The 1934 Stoewer Greif, meaning "Griffon" in English, stands as a testament to German automotive ingenuity of the 1930s. Designed by Bernhard Stoewer, the Greif boasts an innovative aluminum V8 engine block and heads, making it a standout in its era. The front-wheel-drive configuration, a rarity at the time, enhances its performance on the road, powered by a 2488cc V8 light-alloy engine.
This four-door marvel, with no central pillar, exudes elegance and sophistication. Only four Greifs have survived the test of time, and this particular specimen distinguishes itself as the sole survivor featuring the prized aluminum engine.

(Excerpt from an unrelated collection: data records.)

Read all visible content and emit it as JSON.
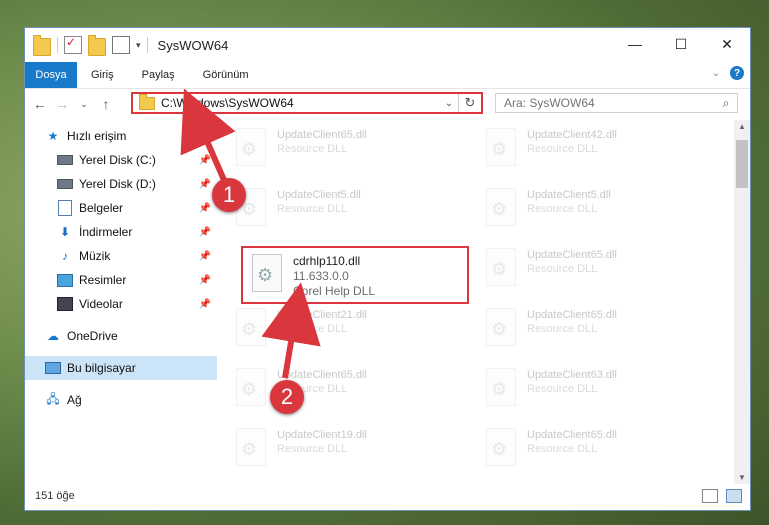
{
  "window": {
    "title": "SysWOW64",
    "controls": {
      "minimize": "—",
      "maximize": "☐",
      "close": "✕"
    }
  },
  "ribbon": {
    "file_tab": "Dosya",
    "tabs": [
      "Giriş",
      "Paylaş",
      "Görünüm"
    ]
  },
  "navigation": {
    "address": "C:\\Windows\\SysWOW64",
    "search_placeholder": "Ara: SysWOW64"
  },
  "sidebar": {
    "items": [
      {
        "label": "Hızlı erişim",
        "icon": "star-icon"
      },
      {
        "label": "Yerel Disk (C:)",
        "icon": "drive-icon",
        "pinned": true
      },
      {
        "label": "Yerel Disk (D:)",
        "icon": "drive-icon",
        "pinned": true
      },
      {
        "label": "Belgeler",
        "icon": "documents-icon",
        "pinned": true
      },
      {
        "label": "İndirmeler",
        "icon": "downloads-icon",
        "pinned": true
      },
      {
        "label": "Müzik",
        "icon": "music-icon",
        "pinned": true
      },
      {
        "label": "Resimler",
        "icon": "pictures-icon",
        "pinned": true
      },
      {
        "label": "Videolar",
        "icon": "videos-icon",
        "pinned": true
      },
      {
        "label": "OneDrive",
        "icon": "cloud-icon"
      },
      {
        "label": "Bu bilgisayar",
        "icon": "pc-icon",
        "selected": true
      },
      {
        "label": "Ağ",
        "icon": "network-icon"
      }
    ]
  },
  "files": {
    "left": [
      {
        "name": "UpdateClient65.dll",
        "type": "Resource DLL"
      },
      {
        "name": "UpdateClient5.dll",
        "type": "Resource DLL"
      },
      {
        "name": "UpdateClient21.dll",
        "type": "Resource DLL"
      },
      {
        "name": "UpdateClient65.dll",
        "type": "Resource DLL"
      },
      {
        "name": "UpdateClient19.dll",
        "type": "Resource DLL"
      }
    ],
    "right": [
      {
        "name": "UpdateClient42.dll",
        "type": "Resource DLL"
      },
      {
        "name": "UpdateClient5.dll",
        "type": "Resource DLL"
      },
      {
        "name": "UpdateClient65.dll",
        "type": "Resource DLL"
      },
      {
        "name": "UpdateClient65.dll",
        "type": "Resource DLL"
      },
      {
        "name": "UpdateClient63.dll",
        "type": "Resource DLL"
      },
      {
        "name": "UpdateClient65.dll",
        "type": "Resource DLL"
      }
    ],
    "highlighted": {
      "name": "cdrhlp110.dll",
      "version": "11.633.0.0",
      "type": "Corel Help DLL"
    }
  },
  "status": {
    "count": "151 öğe"
  },
  "callouts": {
    "one": "1",
    "two": "2"
  },
  "colors": {
    "accent": "#1979ca",
    "highlight": "#d9363e"
  }
}
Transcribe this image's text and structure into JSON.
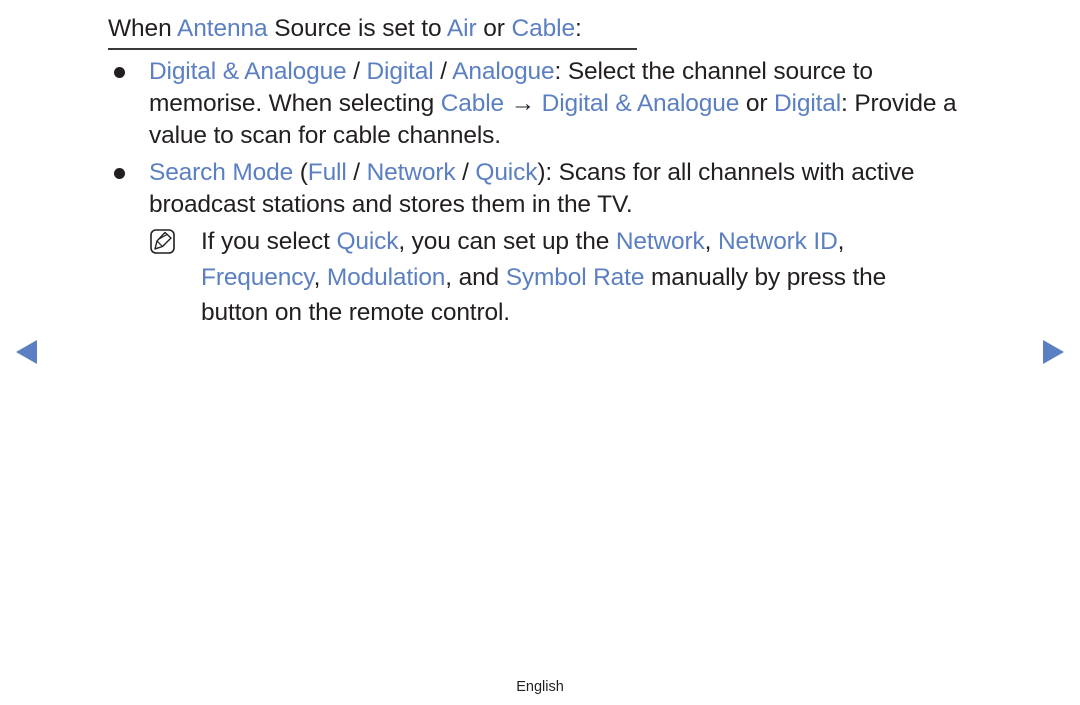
{
  "heading": {
    "parts": [
      "When ",
      "Antenna",
      " Source is set to ",
      "Air",
      " or ",
      "Cable",
      ":"
    ]
  },
  "bullets": [
    {
      "lines": [
        [
          "Digital & Analogue",
          " / ",
          "Digital",
          " / ",
          "Analogue",
          ": Select the channel source to"
        ],
        [
          "memorise. When selecting ",
          "Cable",
          " → ",
          "Digital & Analogue",
          " or ",
          "Digital",
          ": Provide a"
        ],
        [
          "value to scan for cable channels."
        ]
      ]
    },
    {
      "lines": [
        [
          "Search Mode",
          " (",
          "Full",
          " / ",
          "Network",
          " / ",
          "Quick",
          "): Scans for all channels with active"
        ],
        [
          "broadcast stations and stores them in the TV."
        ]
      ]
    }
  ],
  "note": {
    "icon": "note-pencil-icon",
    "lines": [
      [
        "If you select ",
        "Quick",
        ", you can set up the ",
        "Network",
        ", ",
        "Network ID",
        ","
      ],
      [
        "Frequency",
        ", ",
        "Modulation",
        ", and ",
        "Symbol Rate",
        " manually by press the"
      ],
      [
        "button on the remote control."
      ]
    ]
  },
  "navigation": {
    "prev_icon": "triangle-left-icon",
    "next_icon": "triangle-right-icon",
    "color": "#5b7fc3"
  },
  "footer": {
    "language": "English"
  },
  "colors": {
    "highlight": "#5b7fc3",
    "text": "#231f20"
  }
}
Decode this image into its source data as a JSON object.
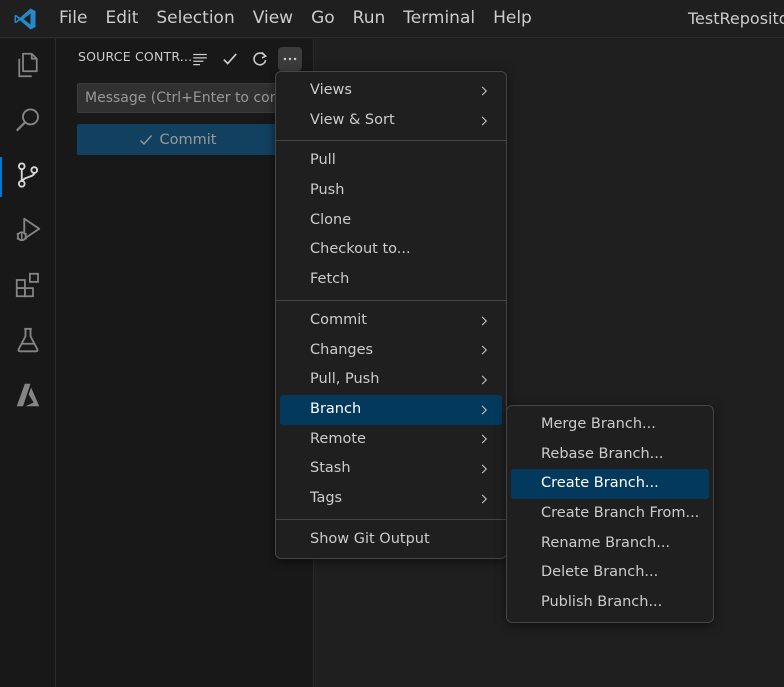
{
  "menubar": {
    "items": [
      "File",
      "Edit",
      "Selection",
      "View",
      "Go",
      "Run",
      "Terminal",
      "Help"
    ],
    "window_title": "TestRepositor"
  },
  "activitybar": {
    "icons": [
      "explorer-icon",
      "search-icon",
      "source-control-icon",
      "run-debug-icon",
      "extensions-icon",
      "testing-icon",
      "azure-icon"
    ]
  },
  "sidebar": {
    "title": "SOURCE CONTR...",
    "message_placeholder": "Message (Ctrl+Enter to comm",
    "commit_label": "Commit"
  },
  "context_menu": {
    "groups": [
      [
        {
          "label": "Views",
          "submenu": true
        },
        {
          "label": "View & Sort",
          "submenu": true
        }
      ],
      [
        {
          "label": "Pull",
          "submenu": false
        },
        {
          "label": "Push",
          "submenu": false
        },
        {
          "label": "Clone",
          "submenu": false
        },
        {
          "label": "Checkout to...",
          "submenu": false
        },
        {
          "label": "Fetch",
          "submenu": false
        }
      ],
      [
        {
          "label": "Commit",
          "submenu": true
        },
        {
          "label": "Changes",
          "submenu": true
        },
        {
          "label": "Pull, Push",
          "submenu": true
        },
        {
          "label": "Branch",
          "submenu": true,
          "selected": true
        },
        {
          "label": "Remote",
          "submenu": true
        },
        {
          "label": "Stash",
          "submenu": true
        },
        {
          "label": "Tags",
          "submenu": true
        }
      ],
      [
        {
          "label": "Show Git Output",
          "submenu": false
        }
      ]
    ]
  },
  "branch_submenu": {
    "items": [
      {
        "label": "Merge Branch..."
      },
      {
        "label": "Rebase Branch..."
      },
      {
        "label": "Create Branch...",
        "selected": true
      },
      {
        "label": "Create Branch From..."
      },
      {
        "label": "Rename Branch..."
      },
      {
        "label": "Delete Branch..."
      },
      {
        "label": "Publish Branch..."
      }
    ]
  },
  "colors": {
    "accent": "#0078d4",
    "selection": "#04395e",
    "commit_button": "#0e639c"
  }
}
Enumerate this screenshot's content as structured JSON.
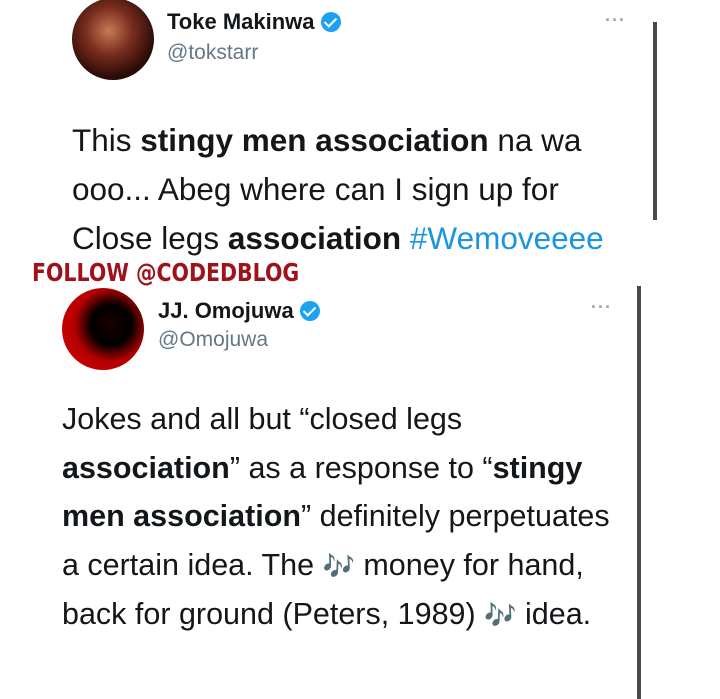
{
  "tweet1": {
    "name": "Toke Makinwa",
    "handle": "@tokstarr",
    "more": "···",
    "text": {
      "p1": "This ",
      "b1": "stingy men association",
      "p2": " na wa ooo... Abeg where can I sign up for Close legs ",
      "b2": "association",
      "p3": " ",
      "hashtag": "#Wemoveeee"
    }
  },
  "watermark": "FOLLOW @CODEDBLOG",
  "tweet2": {
    "name": "JJ. Omojuwa",
    "handle": "@Omojuwa",
    "more": "···",
    "text": {
      "p1": "Jokes and all but “closed legs ",
      "b1": "association",
      "p2": "” as a response to “",
      "b2": "stingy men association",
      "p3": "” definitely perpetuates a certain idea. The ",
      "emoji1": "🎶",
      "p4": " money for hand, back for ground (Peters, 1989) ",
      "emoji2": "🎶",
      "p5": " idea."
    }
  },
  "colors": {
    "verified": "#1da1f2",
    "hashtag": "#1b95e0",
    "watermark": "#a0111a",
    "handle": "#657786"
  },
  "icons": [
    "verified-badge-icon",
    "more-options-icon",
    "musical-notes-icon"
  ]
}
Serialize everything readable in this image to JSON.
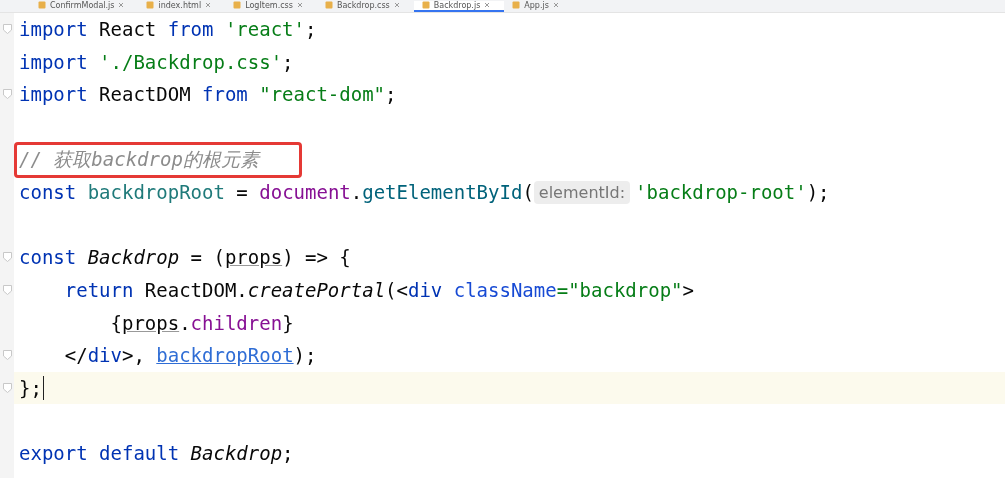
{
  "tabs": [
    {
      "label": "ConfirmModal.js",
      "selected": false
    },
    {
      "label": "index.html",
      "selected": false
    },
    {
      "label": "LogItem.css",
      "selected": false
    },
    {
      "label": "Backdrop.css",
      "selected": false
    },
    {
      "label": "Backdrop.js",
      "selected": true
    },
    {
      "label": "App.js",
      "selected": false
    }
  ],
  "editor": {
    "lines": [
      {
        "fold": true,
        "current": false,
        "boxed": false,
        "tokens": [
          {
            "kind": "keyword",
            "text": "import "
          },
          {
            "kind": "plain",
            "text": "React "
          },
          {
            "kind": "keyword",
            "text": "from "
          },
          {
            "kind": "string",
            "text": "'react'"
          },
          {
            "kind": "plain",
            "text": ";"
          }
        ]
      },
      {
        "fold": false,
        "current": false,
        "boxed": false,
        "tokens": [
          {
            "kind": "keyword",
            "text": "import "
          },
          {
            "kind": "string",
            "text": "'./Backdrop.css'"
          },
          {
            "kind": "plain",
            "text": ";"
          }
        ]
      },
      {
        "fold": true,
        "current": false,
        "boxed": false,
        "tokens": [
          {
            "kind": "keyword",
            "text": "import "
          },
          {
            "kind": "plain",
            "text": "ReactDOM "
          },
          {
            "kind": "keyword",
            "text": "from "
          },
          {
            "kind": "string",
            "text": "\"react-dom\""
          },
          {
            "kind": "plain",
            "text": ";"
          }
        ]
      },
      {
        "fold": false,
        "current": false
      },
      {
        "fold": false,
        "current": false,
        "boxed": true,
        "tokens": [
          {
            "kind": "comment",
            "text": "// 获取backdrop的根元素"
          }
        ]
      },
      {
        "fold": false,
        "current": false,
        "boxed": false,
        "tokens": [
          {
            "kind": "keyword",
            "text": "const "
          },
          {
            "kind": "variable",
            "text": "backdropRoot"
          },
          {
            "kind": "plain",
            "text": " = "
          },
          {
            "kind": "global",
            "text": "document"
          },
          {
            "kind": "plain",
            "text": "."
          },
          {
            "kind": "function",
            "text": "getElementById"
          },
          {
            "kind": "plain",
            "text": "("
          },
          {
            "kind": "hint",
            "text": "elementId:"
          },
          {
            "kind": "string",
            "text": "'backdrop-root'"
          },
          {
            "kind": "plain",
            "text": ");"
          }
        ]
      },
      {
        "fold": false,
        "current": false
      },
      {
        "fold": true,
        "current": false,
        "boxed": false,
        "tokens": [
          {
            "kind": "keyword",
            "text": "const "
          },
          {
            "kind": "italic",
            "text": "Backdrop"
          },
          {
            "kind": "plain",
            "text": " = ("
          },
          {
            "kind": "param",
            "text": "props"
          },
          {
            "kind": "plain",
            "text": ") => {"
          }
        ]
      },
      {
        "fold": true,
        "current": false,
        "boxed": false,
        "tokens": [
          {
            "kind": "keyword",
            "text": "    return "
          },
          {
            "kind": "plain",
            "text": "ReactDOM."
          },
          {
            "kind": "italic",
            "text": "createPortal"
          },
          {
            "kind": "plain",
            "text": "(<"
          },
          {
            "kind": "keyword",
            "text": "div "
          },
          {
            "kind": "attr",
            "text": "className"
          },
          {
            "kind": "string",
            "text": "=\"backdrop\""
          },
          {
            "kind": "plain",
            "text": ">"
          }
        ]
      },
      {
        "fold": false,
        "current": false,
        "boxed": false,
        "tokens": [
          {
            "kind": "plain",
            "text": "        {"
          },
          {
            "kind": "param",
            "text": "props"
          },
          {
            "kind": "plain",
            "text": "."
          },
          {
            "kind": "global",
            "text": "children"
          },
          {
            "kind": "plain",
            "text": "}"
          }
        ]
      },
      {
        "fold": true,
        "current": false,
        "boxed": false,
        "tokens": [
          {
            "kind": "plain",
            "text": "    </"
          },
          {
            "kind": "keyword",
            "text": "div"
          },
          {
            "kind": "plain",
            "text": ">, "
          },
          {
            "kind": "link",
            "text": "backdropRoot"
          },
          {
            "kind": "plain",
            "text": ");"
          }
        ]
      },
      {
        "fold": true,
        "current": true,
        "boxed": false,
        "tokens": [
          {
            "kind": "plain",
            "text": "};"
          }
        ]
      },
      {
        "fold": false,
        "current": false
      },
      {
        "fold": false,
        "current": false,
        "boxed": false,
        "tokens": [
          {
            "kind": "keyword",
            "text": "export default "
          },
          {
            "kind": "italic",
            "text": "Backdrop"
          },
          {
            "kind": "plain",
            "text": ";"
          }
        ]
      }
    ]
  }
}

Carefully restored in Germany, this automobile showcases impeccable attention to detail, rivaling even the esteemed Rolls Royce offerings of its era.
Stoewer, a prominent player in the German automotive landscape, was one of four companies pioneering front-wheel drive cars during the 1930s. Operating in Stettin, Germany (now Szczesin, Poland), the Stoewer car company was founded by the visionary brothers Emil and Bernhard Stoewer in 1896. Originally manufacturers of sewing machines, they transitioned to automobiles in 1899, introducing their first vehicle, the Grosser Motorwagen.
Throughout its history, Stoewer continued to innovate, introducing successful models like the Stoewer G4 in 1908 and diversifying with the D-Type line in the mid-1920s. The 1930s saw the introduction of noteworthy models like the G15 Gigant, M12 Marschall, and P20 Reprasentant. In 1931, Stoewer embraced the future with the V5, a pioneering front-wheel-drive car featuring a powerful twenty-five horsepower engine. Today, the Stoewer Greif stands as a rare and cherished relic, showcasing the brand's commitment to craftsmanship and innovation.